Y luego hay un nombre: Iban Mayo. El vizcaíno de Yurre, el Príncipe de Arratia para la afición vasca, sorprendió al mundo en el Dauphiné Liberé de 2004 con la que aún hoy es la ascensión más rápida de la historia al Mont Ventoux: Mayo ganó en los 21 kilómetros de cronoescalada con 55:51 minutos por la vertiente de Bedoin, y aventajó a Armstrong en casi dos minutos, precisamente el día en que el norteamericano realizaba un ensayo general con el nuevo material que más adelante utilizaría en la cronoescalada a Alpe d’Huez, el día señalado para dejar rematado su sexto Tour de Francia.
El vuelo de Mayo aquel 11 de junio no sólo le valió el triunfo absoluto en el Dauphiné, sino que sembró de dudas a Armstrong, complicó los pronósticos sobre su nueva victoria en París y marcó un hito en el Gigante de la Provenza, que vio a Mayo salvar los 1.600 metros de desnivel entre Bedoin y el Mont Ventoux como si su Orbea fuese una moto.
Durante la parte dura, el vasco generó 394 watios de potencia durante tres cuartos de hora, 6,7 watios por kilo, e incluso fue capaz de sacar nueve segundos a Armstrong en la más llevadera ascensión que lleva de Bedoin a la parte más dura del Ventoux, la que mientras dura el bosque atosiga a más del 10% durante casi nueve kilómetros, la que antecede al ‘descanso’ al 5% que sigue al Chalet Reynard, la puerta que lleva al paisaje lunar y al infierno ciclista.
Demasiado para Armstrong, pese a ir subido a su revolucionaria
Trek equipada con ruedas Bontrager de 1.000 dólares cada una, de poco más de 400 gramos, llanta de carbono, ejes de titanio, 14 radios de titanio, más tubulares de algodón de 19 milímetros, según describió aquella tarde Carlos Arribas en ‘El País’.
El arsenal tecnológico no evitó que fuera cediendo tiempo de forma paulatina, hasta acabar en la cima a 1:57 minutos de la Orbea que Mayo condujo a más de 23 kilómetros por hora de media. Tremendo.
Nadie ha podido acercarse a eso.

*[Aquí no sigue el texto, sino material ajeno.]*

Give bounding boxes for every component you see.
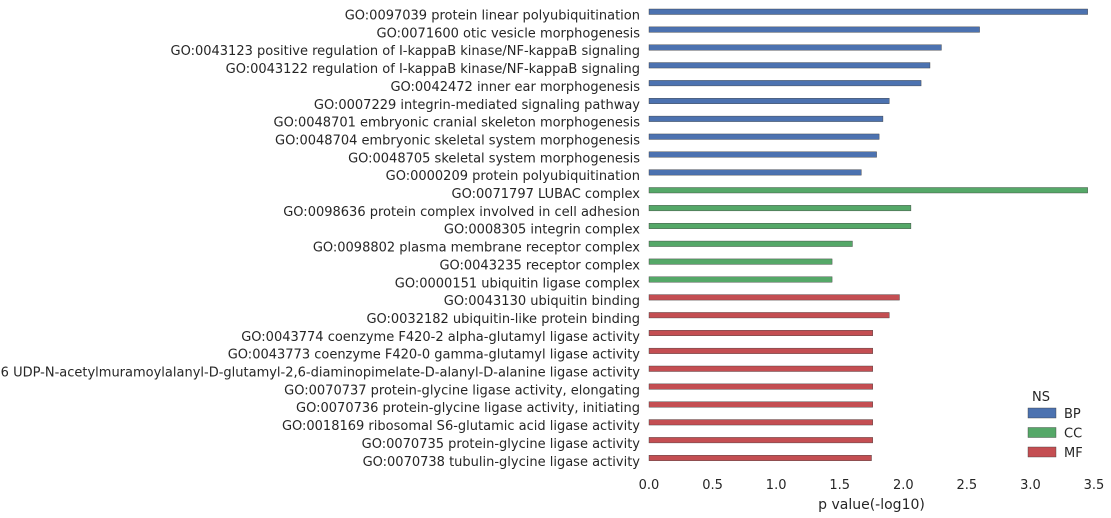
category-label: GO:0071797 LUBAC complex bbox=[452, 187, 641, 202]
category-labels: GO:0097039 protein linear polyubiquitina… bbox=[0, 9, 640, 470]
category-label: GO:0000151 ubiquitin ligase complex bbox=[395, 276, 641, 291]
bar-bp bbox=[648, 169, 862, 176]
bar-mf bbox=[648, 419, 873, 426]
category-label: GO:0097039 protein linear polyubiquitina… bbox=[345, 9, 640, 24]
category-label: GO:0070735 protein-glycine ligase activi… bbox=[362, 437, 641, 452]
legend-label-cc: CC bbox=[1064, 427, 1082, 442]
bar-bp bbox=[648, 151, 877, 158]
x-tick-label: 1.0 bbox=[766, 478, 787, 493]
legend-swatch-cc bbox=[1027, 427, 1057, 438]
category-label: GO:0043235 receptor complex bbox=[439, 258, 640, 273]
category-label: GO:0018169 ribosomal S6-glutamic acid li… bbox=[282, 419, 640, 434]
category-label: GO:0043122 regulation of I-kappaB kinase… bbox=[226, 62, 640, 77]
bar-bp bbox=[648, 62, 931, 69]
bar-bp bbox=[648, 26, 980, 33]
category-label: GO:0048701 embryonic cranial skeleton mo… bbox=[274, 116, 641, 131]
legend-label-mf: MF bbox=[1064, 446, 1083, 461]
bar-bp bbox=[648, 80, 922, 87]
x-tick-label: 2.5 bbox=[957, 478, 978, 493]
category-label: GO:0043123 positive regulation of I-kapp… bbox=[171, 44, 640, 59]
bars-group bbox=[648, 8, 1088, 461]
category-label: GO:0070738 tubulin-glycine ligase activi… bbox=[363, 455, 641, 470]
category-label: GO:0070736 protein-glycine ligase activi… bbox=[296, 401, 640, 416]
category-label: GO:0098802 plasma membrane receptor comp… bbox=[313, 241, 640, 256]
category-label: GO:0048705 skeletal system morphogenesis bbox=[348, 151, 640, 166]
bar-cc bbox=[648, 205, 912, 212]
category-label: GO:0000209 protein polyubiquitination bbox=[386, 169, 640, 184]
bar-bp bbox=[648, 133, 880, 140]
bar-bp bbox=[648, 98, 890, 104]
x-tick-label: 3.5 bbox=[1084, 478, 1105, 493]
bar-cc bbox=[648, 222, 912, 229]
bar-mf bbox=[648, 294, 900, 301]
bar-bp bbox=[648, 8, 1088, 15]
legend-swatch-bp bbox=[1027, 407, 1057, 419]
x-axis-title: p value(-log10) bbox=[818, 497, 925, 513]
bar-mf bbox=[648, 383, 873, 390]
bar-mf bbox=[648, 365, 873, 372]
bar-mf bbox=[648, 312, 890, 319]
bar-mf bbox=[648, 401, 873, 408]
category-label: GO:0042472 inner ear morphogenesis bbox=[390, 80, 640, 95]
bar-bp bbox=[648, 115, 884, 122]
category-label: GO:0071600 otic vesicle morphogenesis bbox=[377, 26, 641, 41]
bar-mf bbox=[648, 437, 873, 444]
bar-mf bbox=[648, 330, 873, 336]
bar-mf bbox=[648, 455, 872, 461]
legend-swatch-mf bbox=[1027, 446, 1057, 458]
x-tick-label: 0.5 bbox=[702, 478, 723, 493]
category-label: GO:0043774 coenzyme F420-2 alpha-glutamy… bbox=[241, 330, 640, 345]
x-tick-label: 2.0 bbox=[893, 478, 914, 493]
x-tick-label: 1.5 bbox=[829, 478, 850, 493]
bar-cc bbox=[648, 276, 833, 283]
category-label: GO:0008766 UDP-N-acetylmuramoylalanyl-D-… bbox=[0, 366, 640, 381]
legend: NS BP CC MF bbox=[1027, 390, 1083, 461]
category-label: GO:0032182 ubiquitin-like protein bindin… bbox=[366, 312, 640, 327]
x-axis-ticks: 0.0 0.5 1.0 1.5 2.0 2.5 3.0 3.5 bbox=[639, 478, 1105, 493]
bar-bp bbox=[648, 44, 942, 51]
category-label: GO:0008305 integrin complex bbox=[444, 223, 640, 238]
legend-title: NS bbox=[1032, 390, 1050, 405]
category-label: GO:0070737 protein-glycine ligase activi… bbox=[284, 383, 640, 398]
bar-cc bbox=[648, 258, 833, 265]
category-label: GO:0098636 protein complex involved in c… bbox=[283, 205, 640, 220]
bar-cc bbox=[648, 187, 1088, 194]
x-tick-label: 0.0 bbox=[639, 478, 660, 493]
category-label: GO:0043773 coenzyme F420-0 gamma-glutamy… bbox=[228, 348, 641, 363]
legend-label-bp: BP bbox=[1064, 407, 1081, 422]
category-label: GO:0007229 integrin-mediated signaling p… bbox=[314, 98, 640, 113]
bar-cc bbox=[648, 240, 853, 247]
category-label: GO:0043130 ubiquitin binding bbox=[444, 294, 640, 309]
x-tick-label: 3.0 bbox=[1020, 478, 1041, 493]
category-label: GO:0048704 embryonic skeletal system mor… bbox=[275, 133, 640, 148]
bar-mf bbox=[648, 347, 873, 354]
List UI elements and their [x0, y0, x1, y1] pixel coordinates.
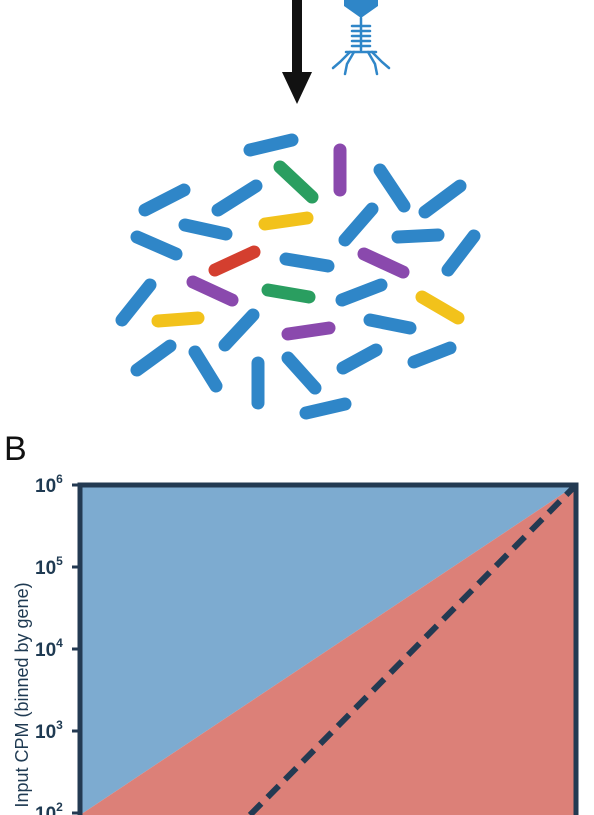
bacterium-icon [218, 308, 260, 352]
bacterium-icon [273, 160, 319, 204]
bacterium-icon [299, 397, 352, 420]
lower-region [80, 485, 576, 815]
bacterium-icon [357, 247, 410, 279]
bacterium-icon [208, 245, 261, 277]
bacterium-icon [130, 339, 177, 377]
bacterium-icon [130, 230, 183, 261]
bacterium-icon [281, 351, 322, 395]
y-axis-title: Input CPM (binned by gene) [12, 582, 32, 807]
bacterium-icon [418, 179, 467, 219]
bacterium-icon [391, 228, 445, 244]
y-tick-label: 106 [35, 472, 63, 497]
bacterium-icon [373, 163, 411, 213]
bacterium-icon [186, 275, 239, 307]
bacterium-icon [211, 179, 263, 217]
bacterium-icon [178, 218, 233, 241]
bacterium-icon [115, 278, 157, 327]
bacterium-icon [138, 183, 191, 217]
bacterium-icon [188, 345, 223, 393]
bacterium-icon [363, 313, 417, 335]
y-tick-label: 104 [35, 636, 63, 661]
bacterium-icon [261, 283, 316, 304]
bacteriophage-icon [331, 0, 391, 76]
y-axis-ticks: 106 105 104 103 102 [35, 472, 80, 815]
bacterium-icon [441, 229, 481, 277]
bacterium-icon [258, 211, 314, 231]
bacterium-icon [279, 252, 335, 273]
diagonal-dashed-line [247, 482, 579, 815]
panel-label: B [4, 430, 27, 468]
y-tick-label: 102 [35, 800, 63, 815]
bacterium-icon [336, 343, 383, 375]
bacterium-icon [407, 341, 457, 369]
y-tick-label: 103 [35, 718, 63, 743]
y-tick-label: 105 [35, 554, 63, 579]
bacterium-icon [338, 202, 379, 247]
bacteria-cluster [115, 133, 481, 420]
down-arrow-icon [282, 0, 312, 104]
bacterium-icon [335, 278, 388, 307]
bacterium-icon [415, 290, 465, 325]
bacterium-icon [281, 321, 336, 341]
chart: 106 105 104 103 102 Input CPM (binned by gen… [12, 472, 579, 815]
bacterium-icon [151, 311, 205, 328]
bacterium-icon [243, 133, 299, 157]
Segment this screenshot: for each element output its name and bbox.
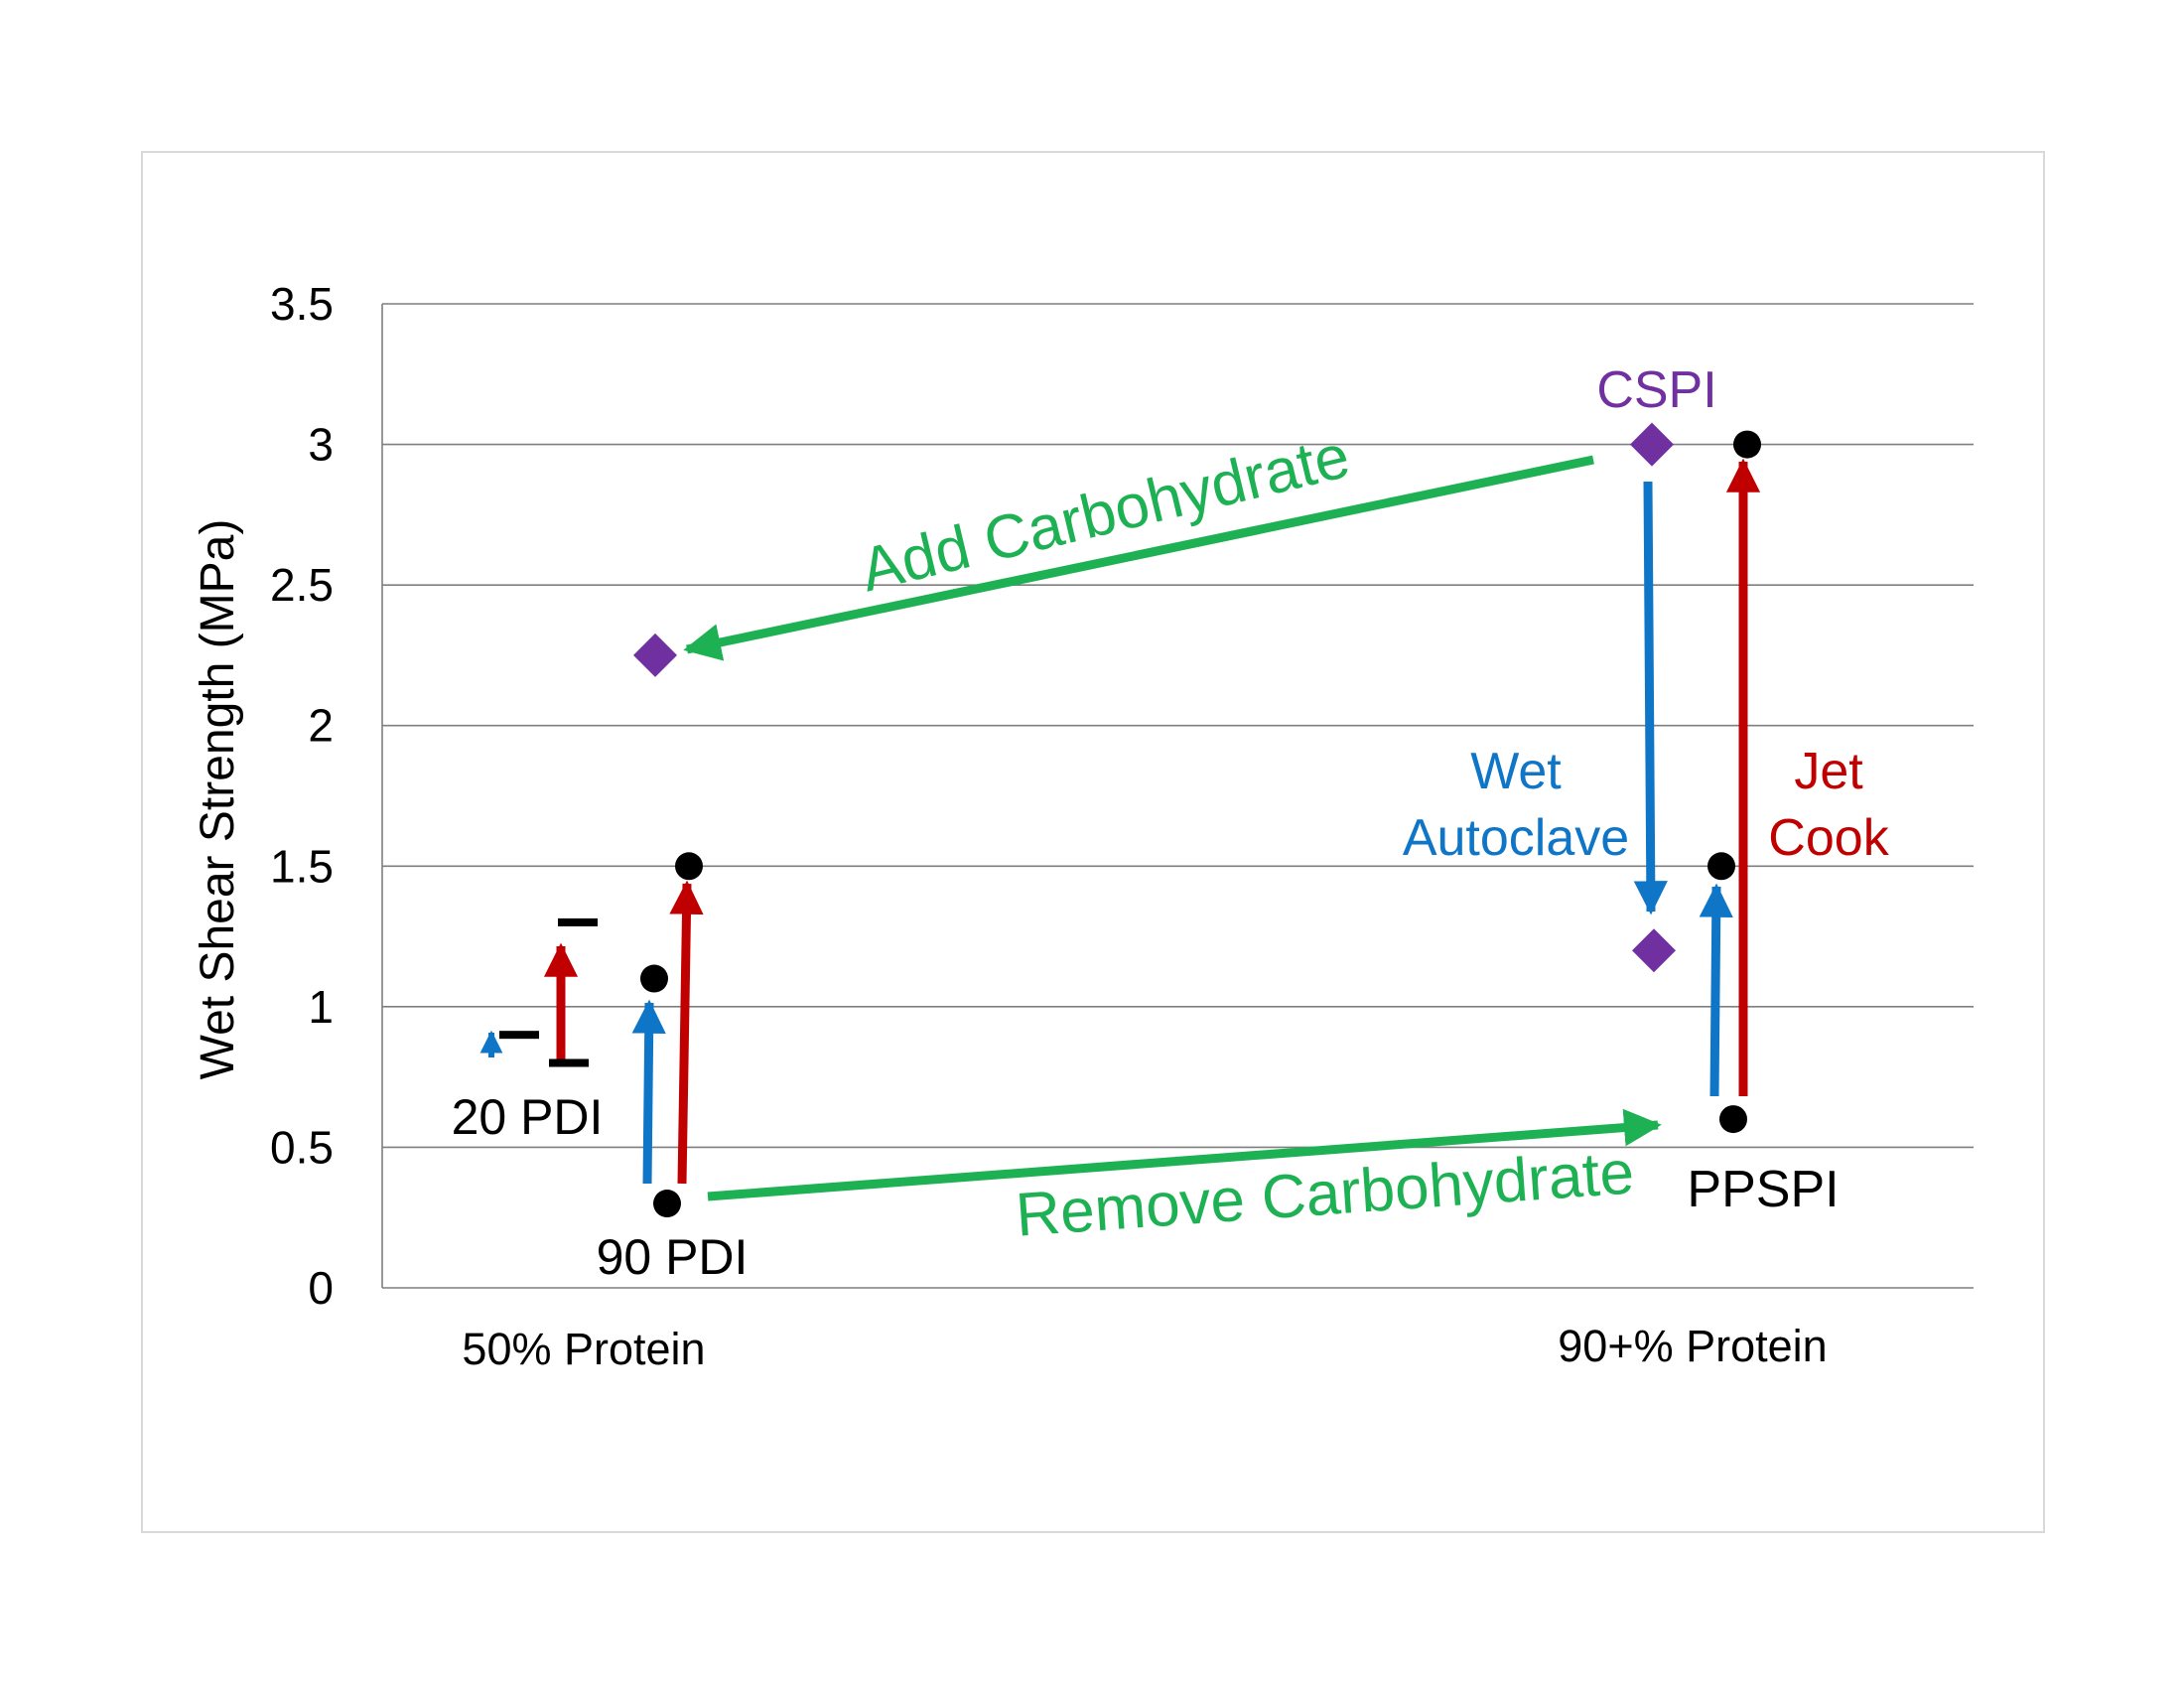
y-tick-label: 3.5 <box>270 278 334 330</box>
y-tick-label: 2 <box>308 700 334 752</box>
y-tick-label: 1.5 <box>270 840 334 892</box>
cspi-label: CSPI <box>1596 361 1716 419</box>
data-points <box>499 422 1761 1218</box>
y-tick-label: 2.5 <box>270 559 334 611</box>
y-tick-label: 0 <box>308 1262 334 1314</box>
y-tick-label: 3 <box>308 419 334 471</box>
add-carbohydrate-label: Add Carbohydrate <box>855 422 1356 606</box>
circle-point <box>1707 852 1735 881</box>
wet-label: Wet <box>1470 743 1562 800</box>
dash-point <box>549 1058 589 1067</box>
x-category-label-50: 50% Protein <box>462 1324 705 1374</box>
circle-point <box>640 964 668 993</box>
circle-point <box>1733 430 1761 459</box>
remove-carbohydrate-label: Remove Carbohydrate <box>1014 1138 1636 1249</box>
circle-point <box>675 852 703 881</box>
blue-arrow-ppspi <box>1699 883 1733 1097</box>
diamond-point <box>633 633 677 677</box>
circle-point <box>1719 1105 1747 1134</box>
jet-label: Jet <box>1794 743 1863 800</box>
diamond-point <box>1630 422 1674 467</box>
ppspi-label: PPSPI <box>1687 1161 1839 1218</box>
pdi-20-label: 20 PDI <box>452 1089 604 1145</box>
blue-arrow-90pdi <box>631 999 666 1185</box>
dash-point <box>558 917 598 926</box>
circle-point <box>653 1190 681 1218</box>
dash-point <box>499 1031 539 1040</box>
x-category-label-90: 90+% Protein <box>1558 1321 1827 1371</box>
cook-label: Cook <box>1768 809 1889 867</box>
blue-arrow-wet-autoclave <box>1633 481 1668 915</box>
autoclave-label: Autoclave <box>1403 809 1629 867</box>
red-arrow-90pdi <box>669 880 704 1185</box>
diamond-point <box>1632 928 1676 973</box>
gridlines <box>381 303 1974 1289</box>
y-tick-labels: 0 0.5 1 1.5 2 2.5 3 3.5 <box>270 278 334 1314</box>
remove-carbohydrate-arrow <box>707 1108 1662 1201</box>
chart-frame <box>141 151 2045 1533</box>
add-carbohydrate-arrow <box>683 455 1594 661</box>
y-axis-title: Wet Shear Strength (MPa) <box>192 519 244 1080</box>
pdi-90-label: 90 PDI <box>597 1229 749 1285</box>
y-tick-label: 1 <box>308 981 334 1033</box>
y-tick-label: 0.5 <box>270 1121 334 1173</box>
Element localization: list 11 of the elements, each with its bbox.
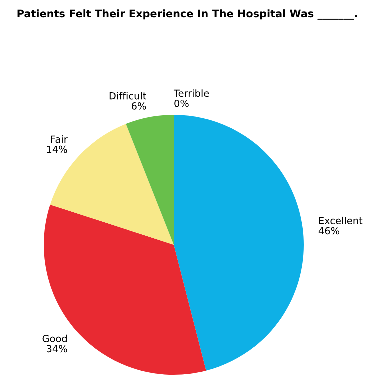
slice-label: Good — [42, 334, 67, 342]
slice-label: Difficult — [110, 92, 146, 100]
chart-title: Patients Felt Their Experience In The Hospital Was _______. — [18, 10, 358, 20]
data-label: 34% — [46, 345, 68, 353]
category-label: Terrible — [174, 90, 210, 98]
text: 0% — [174, 100, 189, 108]
slice-label: Fair — [51, 136, 68, 144]
data-label: 6% — [132, 102, 146, 110]
slice-label: Excellent — [319, 216, 363, 224]
data-label: 14% — [47, 146, 68, 154]
data-label: 46% — [318, 227, 340, 235]
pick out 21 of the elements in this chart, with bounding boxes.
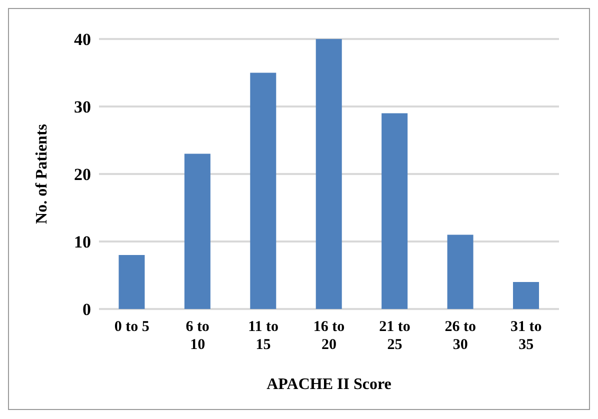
bar [447,234,474,309]
y-axis-title: No. of Patients [34,124,51,224]
x-axis-title: APACHE II Score [266,376,392,393]
x-tick-label: 16 to 20 [313,319,345,353]
y-tick-label: 30 [74,98,91,117]
bar [184,154,210,309]
x-tick-label: 6 to 10 [186,319,210,353]
bar [382,113,408,309]
bar [118,255,145,309]
y-tick-label: 0 [82,300,91,320]
x-tick-label: 21 to 25 [379,319,410,353]
y-tick-label: 20 [74,165,91,184]
bar [513,282,539,309]
x-tick-label: 11 to 15 [248,319,278,353]
y-tick-label: 10 [74,232,91,252]
x-tick-label: 0 to 5 [114,319,150,335]
y-tick-label: 40 [74,30,91,50]
bar [316,39,342,309]
x-tick-label: 31 to 35 [510,319,542,353]
bar [250,72,276,309]
x-tick-label: 26 to 30 [444,319,476,353]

Ese día, Tyler Hamilton, después condenado por dopaje, fue segundo a 35 segundos de Mayo; y Óscar Sevilla, también apartado, fue tercero a 1:03 minutos.
Esos tiempos, más el de Armstrong y los 57:39 que marcó otro español, Juan Miguel Mercado, están entre los diez mejores de todos los tiempos en el Mont Ventoux, por supuesto, sujetos a todo tipo de interrogantes por cuanto fue aconteciendo después.
Bajo el calor que apretaba a 33 grados de aquella tarde, Mayo sentenció su victoria en el Dauphiné y el Ventoux dictó que Armstrong encajara su mayor derrota parcial en su ciclo de siete años victoriosos.
Años después, la EPO se cruzó en el camino de Mayo en 2007 y Armstrong acabó por admitir que fue producto del mayor engranaje de dopaje colectivo de la historia del deporte. Y hoy, el efecto del tiempo y la caída en desgracia de ambos corredores van borrando de la memoria colectiva aquel impactante resultado firmado por corredores que todavía hoy lideran la tabla histórica de tiempos del Mont Ventoux.
Una lista casi proscrita, difícilmente sostenible si se maneja la crónica de sucesos posterior. Un dato: el Chris Froome de 2013, enfrascado casi desde el pie del Ventoux en una persecución a Nairo Quintana, marcó 59 minutos exactos tras ser capaz de dejar atrás al colombiano en el último kilómetro.
Y lo que ese día fue una exhibición, en realidad se quedó a 3:09 minutos de lo que hizo Iban Mayo, el día en que el vasco, sea como fuere, domó al insaciable Armstrong y humanizó la cima del terrible Gigante provenzano, el infierno donde el Mistral ha llegado a soplar a 320 kilómetros por hora y que ha hecho que el Tour busque refugio en el Chalet Reynard, ante el temor de sumar ciclistas despedidos por el viento a la leyenda negra del Monte Pelado.